Per Giancarlo Tagliaferri l’appuntamento del CALRE testimonia “una volta di più come sia necessario pervenire a un cambio di passo. Al posto dell’Europa delle elites e dei poteri forti, si deve arrivare quanto prima all’Europa dei territori e delle genti per dare risalto ai valori fondanti della comune casa europea. Osservata da qui l’Europa è una splendida comunità incompiuta, che, se non saprà cambiare rapidamente passo, rischia di essere travolta dal post pandemia o dalla crisi energetica, perché è percepita come entità molto distante dai bisogni dei cittadini che sono i primi rappresentanti dell’Europa, in favore dei quali dovrebbero tendere tutte le decisioni prese nei palazzi dell’Unione”.

Fonte: Cronaca Bianca

 

Cos'è la CALRE?

Ma in cosa consiste la Conferenza delle assemblee legislative regionali europee? La cosidetta CALRE è un organo interregionale che rappresenta oltre 300 milioni di cittadini e cittadine 72 presidenti di assemblee legislative regionali europee e nasce ad Oviedo in Spagna, nel 1997, sulla scia del dibattito sul coinvolgimento della dimensione parlamentare nei processi decisionali dell'Unione europea, come avviata nel Trattato di Amsterdam. In analogia con i Parlamenti nazionali, e con il sostegno dell'allora Presidente del Parlamento europeo, José María Gil-Robles y Gil-Delgado, i Parlamenti regionali con potere legislativo si diedero allora un programma di lavoro e obiettivi politici da perseguire.

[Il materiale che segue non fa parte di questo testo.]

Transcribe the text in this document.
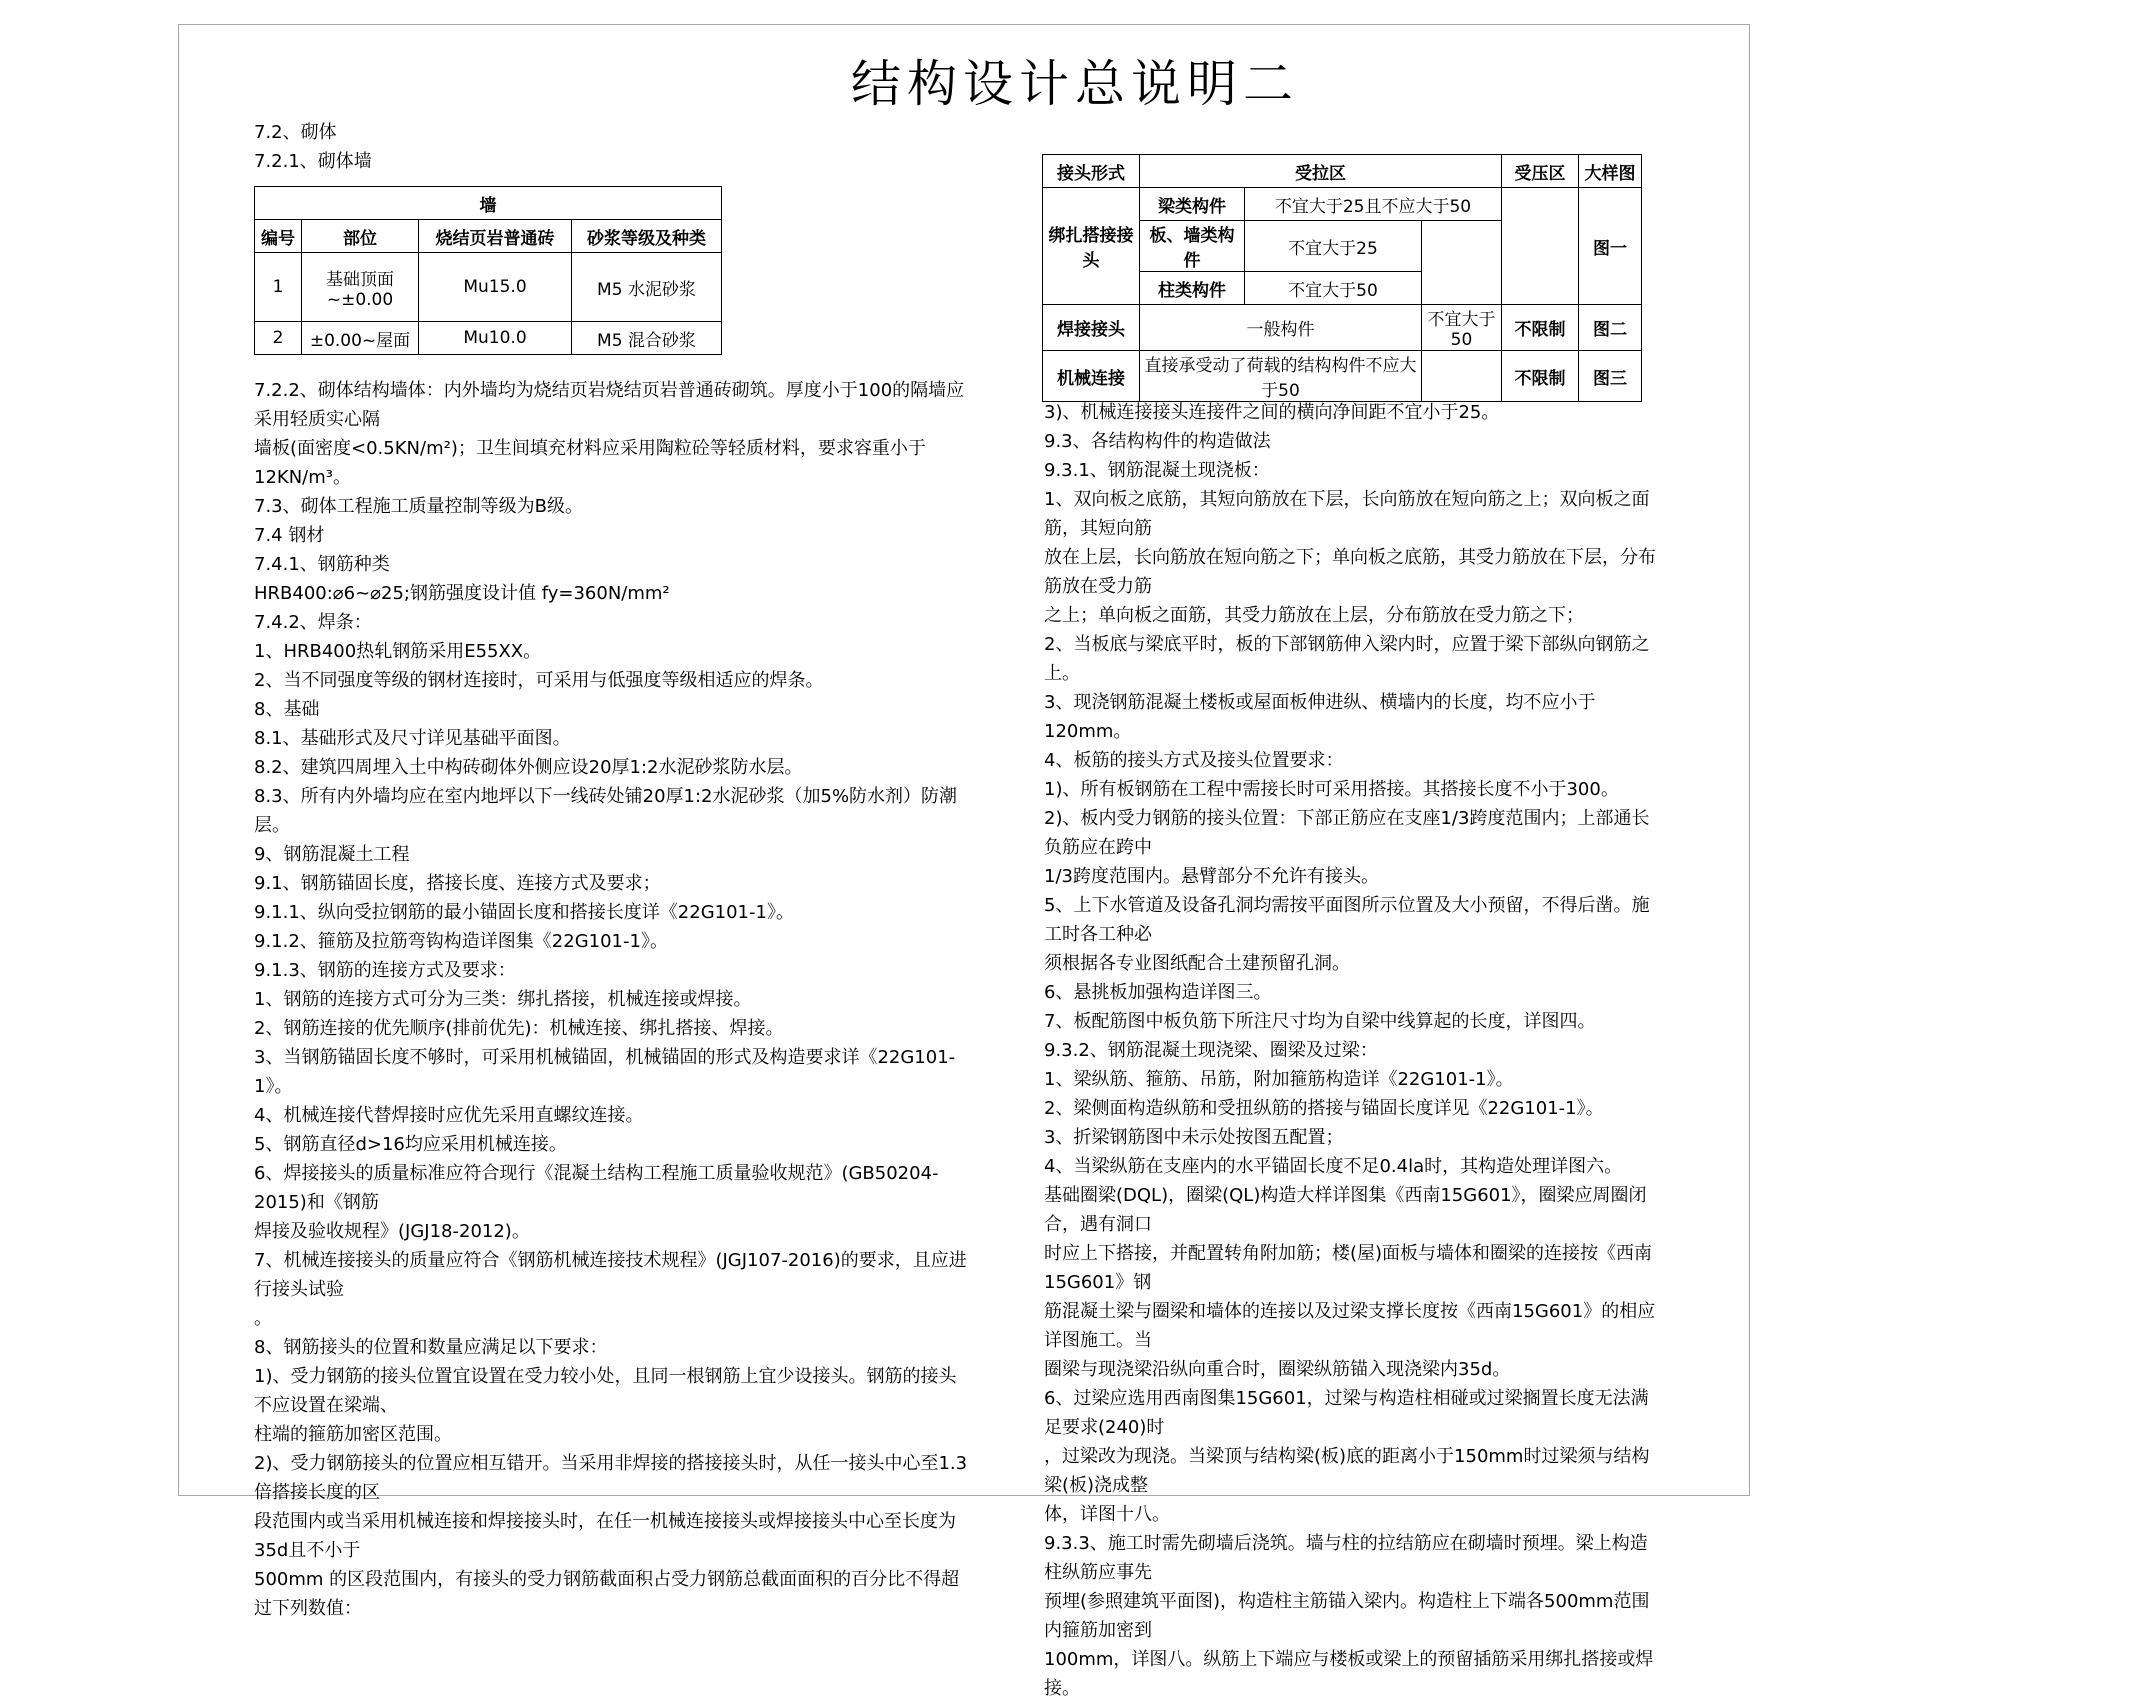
结构设计总说明二

7.2、砌体

7.2.1、砌体墙

墙			
编号	部位	烧结页岩普通砖	砂浆等级及种类
1	基础顶面~±0.00	Mu15.0	M5 水泥砂浆
2	±0.00~屋面	Mu10.0	M5 混合砂浆

7.2.2、砌体结构墙体：内外墙均为烧结页岩烧结页岩普通砖砌筑。厚度小于100的隔墙应采用轻质实心隔

墙板(面密度<0.5KN/m²)；卫生间填充材料应采用陶粒砼等轻质材料，要求容重小于12KN/m³。

7.3、砌体工程施工质量控制等级为B级。

7.4 钢材

7.4.1、钢筋种类

HRB400:⌀6~⌀25;钢筋强度设计值 fy=360N/mm²

7.4.2、焊条：

1、HRB400热轧钢筋采用E55XX。

2、当不同强度等级的钢材连接时，可采用与低强度等级相适应的焊条。

8、基础

8.1、基础形式及尺寸详见基础平面图。

8.2、建筑四周埋入土中构砖砌体外侧应设20厚1:2水泥砂浆防水层。

8.3、所有内外墙均应在室内地坪以下一线砖处铺20厚1:2水泥砂浆（加5%防水剂）防潮层。

9、钢筋混凝土工程

9.1、钢筋锚固长度，搭接长度、连接方式及要求；

9.1.1、纵向受拉钢筋的最小锚固长度和搭接长度详《22G101-1》。

9.1.2、箍筋及拉筋弯钩构造详图集《22G101-1》。

9.1.3、钢筋的连接方式及要求：

1、钢筋的连接方式可分为三类：绑扎搭接，机械连接或焊接。

2、钢筋连接的优先顺序(排前优先)：机械连接、绑扎搭接、焊接。

3、当钢筋锚固长度不够时，可采用机械锚固，机械锚固的形式及构造要求详《22G101-1》。

4、机械连接代替焊接时应优先采用直螺纹连接。

5、钢筋直径d>16均应采用机械连接。

6、焊接接头的质量标准应符合现行《混凝土结构工程施工质量验收规范》(GB50204-2015)和《钢筋

焊接及验收规程》(JGJ18-2012)。

7、机械连接接头的质量应符合《钢筋机械连接技术规程》(JGJ107-2016)的要求，且应进行接头试验

。

8、钢筋接头的位置和数量应满足以下要求：

1)、受力钢筋的接头位置宜设置在受力较小处，且同一根钢筋上宜少设接头。钢筋的接头不应设置在梁端、

柱端的箍筋加密区范围。

2)、受力钢筋接头的位置应相互错开。当采用非焊接的搭接接头时，从任一接头中心至1.3倍搭接长度的区

段范围内或当采用机械连接和焊接接头时，在任一机械连接接头或焊接接头中心至长度为35d且不小于

500mm 的区段范围内，有接头的受力钢筋截面积占受力钢筋总截面面积的百分比不得超过下列数值：

接头形式	受拉区			受压区	大样图
绑扎搭接接头	梁类构件	不宜大于25且不应大于50			图一
	板、墙类构件	不宜大于25			
	柱类构件	不宜大于50			
焊接接头	一般构件		不宜大于50	不限制	图二
机械连接	直接承受动了荷载的结构构件不应大于50			不限制	图三

3)、机械连接接头连接件之间的横向净间距不宜小于25。

9.3、各结构构件的构造做法

9.3.1、钢筋混凝土现浇板：

1、双向板之底筋，其短向筋放在下层，长向筋放在短向筋之上；双向板之面筋，其短向筋

放在上层，长向筋放在短向筋之下；单向板之底筋，其受力筋放在下层，分布筋放在受力筋

之上；单向板之面筋，其受力筋放在上层，分布筋放在受力筋之下；

2、当板底与梁底平时，板的下部钢筋伸入梁内时，应置于梁下部纵向钢筋之上。

3、现浇钢筋混凝土楼板或屋面板伸进纵、横墙内的长度，均不应小于120mm。

4、板筋的接头方式及接头位置要求：

1)、所有板钢筋在工程中需接长时可采用搭接。其搭接长度不小于300。

2)、板内受力钢筋的接头位置：下部正筋应在支座1/3跨度范围内；上部通长负筋应在跨中

1/3跨度范围内。悬臂部分不允许有接头。

5、上下水管道及设备孔洞均需按平面图所示位置及大小预留，不得后凿。施工时各工种必

须根据各专业图纸配合土建预留孔洞。

6、悬挑板加强构造详图三。

7、板配筋图中板负筋下所注尺寸均为自梁中线算起的长度，详图四。

9.3.2、钢筋混凝土现浇梁、圈梁及过梁：

1、梁纵筋、箍筋、吊筋，附加箍筋构造详《22G101-1》。

2、梁侧面构造纵筋和受扭纵筋的搭接与锚固长度详见《22G101-1》。

3、折梁钢筋图中未示处按图五配置；

4、当梁纵筋在支座内的水平锚固长度不足0.4la时，其构造处理详图六。

基础圈梁(DQL)，圈梁(QL)构造大样详图集《西南15G601》，圈梁应周圈闭合，遇有洞口

时应上下搭接，并配置转角附加筋；楼(屋)面板与墙体和圈梁的连接按《西南15G601》钢

筋混凝土梁与圈梁和墙体的连接以及过梁支撑长度按《西南15G601》的相应详图施工。当

圈梁与现浇梁沿纵向重合时，圈梁纵筋锚入现浇梁内35d。

6、过梁应选用西南图集15G601，过梁与构造柱相碰或过梁搁置长度无法满足要求(240)时

，过梁改为现浇。当梁顶与结构梁(板)底的距离小于150mm时过梁须与结构梁(板)浇成整

体，详图十八。

9.3.3、施工时需先砌墙后浇筑。墙与柱的拉结筋应在砌墙时预埋。梁上构造柱纵筋应事先

预埋(参照建筑平面图)，构造柱主筋锚入梁内。构造柱上下端各500mm范围内箍筋加密到

100mm，详图八。纵筋上下端应与楼板或梁上的预留插筋采用绑扎搭接或焊接。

Ad oggi sono 7 i paesi che ne fanno parte: Austria, Germania, Lussemburgo, Finlandia, Italia, Spagna e Portogallo. La Calre ha come obiettivo ultimo e principale quello di avvicinare gli enti locali e i cittadini alle istituzioni europee e di portare le istanze locali a livello europeo, quindi in ultima analisi, avvicina i/le cittadini all'Europa.